Professor Angela Russell receives 2021 Harrington UK Rare Disease Scholar Award

Date 15 October 2020

Professor Russell, Bernard Taylor Fellow in Chemistry at St John’s, was awarded the prize for her work on new drugs for the treatment of Duchenne Muscular Dystrophy

Professor Angela RussellThe Harrington Discovery Institute at University Hospitals in Cleveland, Ohio, and its registered charity Fund for Cures UK, Ltd., together with Morgan Stanley GIFT (Global Impact Funding Trust) Cures, have announced five winners in the inaugural Harrington UK Rare Disease Scholar Award competition, which aims to advance the development of new treatments for rare diseases.

The Harrington Discovery Institute was established in 2012 to ‘accelerate promising discoveries into new medicines to address unmet patient needs’. In January 2020 its UK charity, Fund for Cures UK, issued a national call for proposals for cutting-edge research into rare diseases, ultra-rare diseases, and rare variants of more common diseases. The award provides grant funding to the winners, as well as dedicated drug discovery and development support from Harrington Discovery Institute’s Therapeutics Development team, while the rights to intellectual property are retained by the award recipient.

Almost 50 applications were received, from scientists and physicians based at 17 institutions across England, Scotland and Wales. Following a number of rounds of confidential review, in which academic and industry science reviewers evaluated the projects according to a range of criteria including the likelihood to improve standard of care, to be transformative, and/or to result in a licensable package, five winners were chosen.

Commenting on the award, Professor Russell said:

'I’m delighted to have been awarded a 2021 Harrington UK Rare Diseases Scholarship.

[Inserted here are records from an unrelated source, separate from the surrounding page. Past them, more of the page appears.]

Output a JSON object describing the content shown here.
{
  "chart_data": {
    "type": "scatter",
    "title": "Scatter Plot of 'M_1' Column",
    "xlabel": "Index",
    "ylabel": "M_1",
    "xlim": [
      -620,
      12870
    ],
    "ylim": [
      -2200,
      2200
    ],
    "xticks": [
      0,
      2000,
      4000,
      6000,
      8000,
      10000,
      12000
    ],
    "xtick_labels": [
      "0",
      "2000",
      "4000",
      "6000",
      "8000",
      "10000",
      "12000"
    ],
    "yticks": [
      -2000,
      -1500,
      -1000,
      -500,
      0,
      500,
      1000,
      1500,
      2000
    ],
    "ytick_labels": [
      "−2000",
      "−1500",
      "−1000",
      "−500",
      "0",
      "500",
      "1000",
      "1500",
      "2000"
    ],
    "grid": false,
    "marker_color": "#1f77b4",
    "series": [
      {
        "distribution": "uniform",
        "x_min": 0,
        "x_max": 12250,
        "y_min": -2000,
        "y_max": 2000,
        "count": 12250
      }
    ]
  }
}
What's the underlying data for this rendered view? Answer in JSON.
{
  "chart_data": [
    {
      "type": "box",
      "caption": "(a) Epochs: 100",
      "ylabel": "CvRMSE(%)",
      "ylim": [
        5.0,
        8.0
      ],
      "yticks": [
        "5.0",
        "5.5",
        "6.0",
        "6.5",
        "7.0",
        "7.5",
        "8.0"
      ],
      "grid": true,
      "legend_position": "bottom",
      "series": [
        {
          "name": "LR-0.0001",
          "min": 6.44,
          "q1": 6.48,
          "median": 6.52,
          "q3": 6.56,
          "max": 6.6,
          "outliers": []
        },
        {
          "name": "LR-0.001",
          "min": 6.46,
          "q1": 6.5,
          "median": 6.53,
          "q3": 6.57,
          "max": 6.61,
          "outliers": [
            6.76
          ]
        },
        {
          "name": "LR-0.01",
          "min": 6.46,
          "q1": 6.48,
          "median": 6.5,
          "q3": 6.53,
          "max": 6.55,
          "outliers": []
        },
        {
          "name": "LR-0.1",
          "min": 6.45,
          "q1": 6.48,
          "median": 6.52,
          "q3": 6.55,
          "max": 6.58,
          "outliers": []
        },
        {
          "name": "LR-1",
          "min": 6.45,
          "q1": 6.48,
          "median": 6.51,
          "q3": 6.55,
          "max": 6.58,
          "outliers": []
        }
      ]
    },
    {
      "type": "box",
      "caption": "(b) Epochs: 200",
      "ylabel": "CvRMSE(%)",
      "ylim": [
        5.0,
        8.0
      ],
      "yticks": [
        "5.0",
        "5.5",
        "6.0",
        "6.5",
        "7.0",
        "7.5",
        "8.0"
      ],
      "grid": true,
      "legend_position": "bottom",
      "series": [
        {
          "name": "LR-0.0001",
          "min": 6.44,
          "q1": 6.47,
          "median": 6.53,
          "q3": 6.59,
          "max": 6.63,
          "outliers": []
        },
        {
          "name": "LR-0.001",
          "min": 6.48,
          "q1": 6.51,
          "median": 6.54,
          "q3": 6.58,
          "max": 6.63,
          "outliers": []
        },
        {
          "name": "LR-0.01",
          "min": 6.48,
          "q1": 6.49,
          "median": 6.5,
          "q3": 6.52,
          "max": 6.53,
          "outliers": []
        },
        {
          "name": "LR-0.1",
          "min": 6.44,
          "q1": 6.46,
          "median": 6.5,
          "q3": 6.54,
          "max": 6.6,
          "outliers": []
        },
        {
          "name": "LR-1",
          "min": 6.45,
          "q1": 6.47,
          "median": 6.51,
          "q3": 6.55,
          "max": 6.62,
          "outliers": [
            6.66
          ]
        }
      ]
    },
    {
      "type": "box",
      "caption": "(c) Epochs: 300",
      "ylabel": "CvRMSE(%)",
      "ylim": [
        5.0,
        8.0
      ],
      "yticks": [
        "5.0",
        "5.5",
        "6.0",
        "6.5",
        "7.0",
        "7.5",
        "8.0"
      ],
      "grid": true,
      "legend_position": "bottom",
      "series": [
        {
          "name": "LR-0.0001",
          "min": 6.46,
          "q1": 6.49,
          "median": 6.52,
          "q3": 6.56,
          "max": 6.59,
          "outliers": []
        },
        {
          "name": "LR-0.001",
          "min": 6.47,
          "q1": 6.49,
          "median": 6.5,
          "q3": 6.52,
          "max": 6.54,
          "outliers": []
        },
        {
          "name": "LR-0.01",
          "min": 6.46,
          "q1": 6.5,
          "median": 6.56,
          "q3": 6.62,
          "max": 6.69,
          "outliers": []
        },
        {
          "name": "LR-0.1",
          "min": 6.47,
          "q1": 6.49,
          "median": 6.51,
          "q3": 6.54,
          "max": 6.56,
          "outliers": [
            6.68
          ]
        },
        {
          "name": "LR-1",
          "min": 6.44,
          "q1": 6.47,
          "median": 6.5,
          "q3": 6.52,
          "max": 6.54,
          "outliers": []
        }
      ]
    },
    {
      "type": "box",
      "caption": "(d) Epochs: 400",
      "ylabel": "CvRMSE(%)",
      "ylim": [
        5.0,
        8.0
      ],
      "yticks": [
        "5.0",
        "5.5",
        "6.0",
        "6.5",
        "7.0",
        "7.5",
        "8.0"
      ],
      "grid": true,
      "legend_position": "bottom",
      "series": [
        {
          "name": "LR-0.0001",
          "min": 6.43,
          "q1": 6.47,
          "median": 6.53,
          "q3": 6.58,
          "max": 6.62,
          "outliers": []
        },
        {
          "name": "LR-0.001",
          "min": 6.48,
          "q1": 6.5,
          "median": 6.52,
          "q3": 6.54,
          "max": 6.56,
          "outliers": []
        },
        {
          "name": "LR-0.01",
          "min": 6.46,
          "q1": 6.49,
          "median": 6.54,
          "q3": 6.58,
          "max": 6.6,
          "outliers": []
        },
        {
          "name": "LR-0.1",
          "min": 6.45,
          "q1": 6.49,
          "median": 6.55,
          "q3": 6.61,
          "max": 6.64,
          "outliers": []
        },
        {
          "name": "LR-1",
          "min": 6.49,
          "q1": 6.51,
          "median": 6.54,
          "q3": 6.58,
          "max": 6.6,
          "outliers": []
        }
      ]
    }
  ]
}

The support and guidance the Harrington team provide will be instrumental in allowing us to build on our collaborative work with Professor Dame Kay Davies’ group (DPAG), to develop a small molecule drug to increase utrophin levels at the muscle membrane to treat Duchenne muscular dystrophy patients.'

Professor Russell’s research interests are in the field of medicinal chemistry, and encompass the development of small molecules to control signalling processes. She has realised several successful multidisciplinary research collaborations, including identifying small molecules to upregulate utriphin for the treatment of Duchenne Muscular Dystrophy, developing novel inhibitors and activators of developmental signalling pathways and new anti-cancer agents and cancer biomarker detection methods.